505号(18年9月)

徳島県と「消費者行政新未来創造オフィス」の取り組み

消費者行政の強化に向けた意見交換会

 政府が目指す中央省庁の地方移転の一環で、徳島市の徳島県庁内に新拠点「消費者行政新未来創造オフィス」が開設され1年が経過しました。3年後をめどに徳島県への全面移転の可否が判断されます。
 四谷のプラザエフで8月24日に、こうした新未来創造オフィスと徳島県の取り組みについて意見交換会が開かれました。報告は、消費者庁参事官の日下部英紀さんと徳島県危機管理部消費者くらし政策課長の勝間基彦さんです。

消費者庁の報告

日下部英紀さん

 日下部さんは徳島のオフィスの写真を交えながら、固定座席を廃止したフリーアドレスの実施、電子白板を活用したペーパーレス化、立ち会議の実施、テレビ会議システムなどの会議形態の導入、テレワークの推進など、働き方改革の拠点として取り組んでいると説明しました。
 「新未来創造プロジェクト」のうち、若年者向け消費者教育の取り組みでは、消費者庁と文部科学省教科書選定部門の協力で作成した「社会への扉」を活用し、2017年度に徳島県、県教育委員会と連携し、徳島県内すべての高等学校で消費者教育授業を実施しました。
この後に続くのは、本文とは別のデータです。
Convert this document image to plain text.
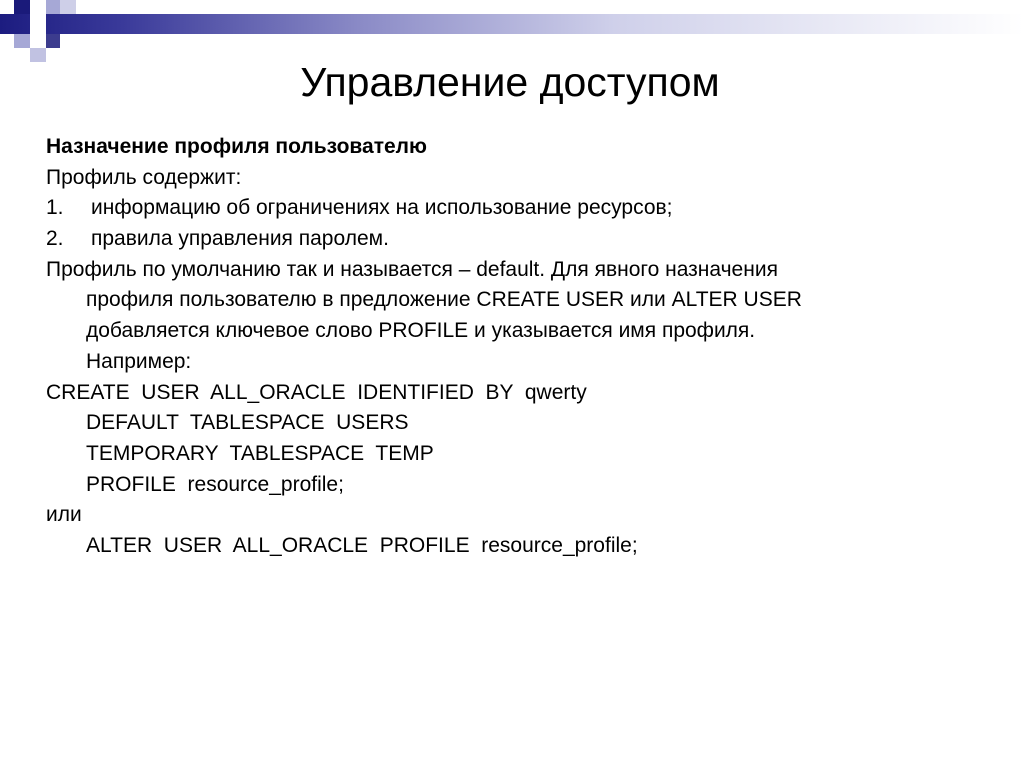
Управление доступом
Назначение профиля пользователю
Профиль содержит:
1.	информацию об ограничениях на использование ресурсов;
2.	правила управления паролем.
Профиль по умолчанию так и называется – default. Для явного назначения
профиля пользователю в предложение CREATE USER или ALTER USER
добавляется ключевое слово PROFILE и указывается имя профиля.
Например:
CREATE  USER  ALL_ORACLE  IDENTIFIED  BY  qwerty
DEFAULT  TABLESPACE  USERS
TEMPORARY  TABLESPACE  TEMP
PROFILE  resource_profile;
или
ALTER  USER  ALL_ORACLE  PROFILE  resource_profile;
また見守りネットワークの構築では13の協議会が設置され、そのほか、国民生活センターの研修や商品テストの実施、地域への貢献として鳴門教育大学や徳島大学でも講義を行っている、と話されました。

徳島県の報告

勝間基彦さん

 徳島県の消費者行政の取り組みについて勝間さんは、消費者行政新未来創造オフィスと同じ階に県の部局があり、消費者庁と県が連携して実施するプロジェクトを進めていく中で、県内の他部署や県内企業との連携が進んでいます。
 若年者向け消費者教育の取り組みの県教育委員会の連携以外にも、子どもの事故防止では、医療・看護部門との連携ができ、災害医療のネットワークを活用することができました。
 エシカル消費の発信、公益通報や内部通報制度の整備促進、消費者志向経営の推進も県内外の関係者の協力で積極的に行っています。四国4県の連携、中国地方、関西連合地方の取り組みを進めて、全国に広げていきたい、と結びました。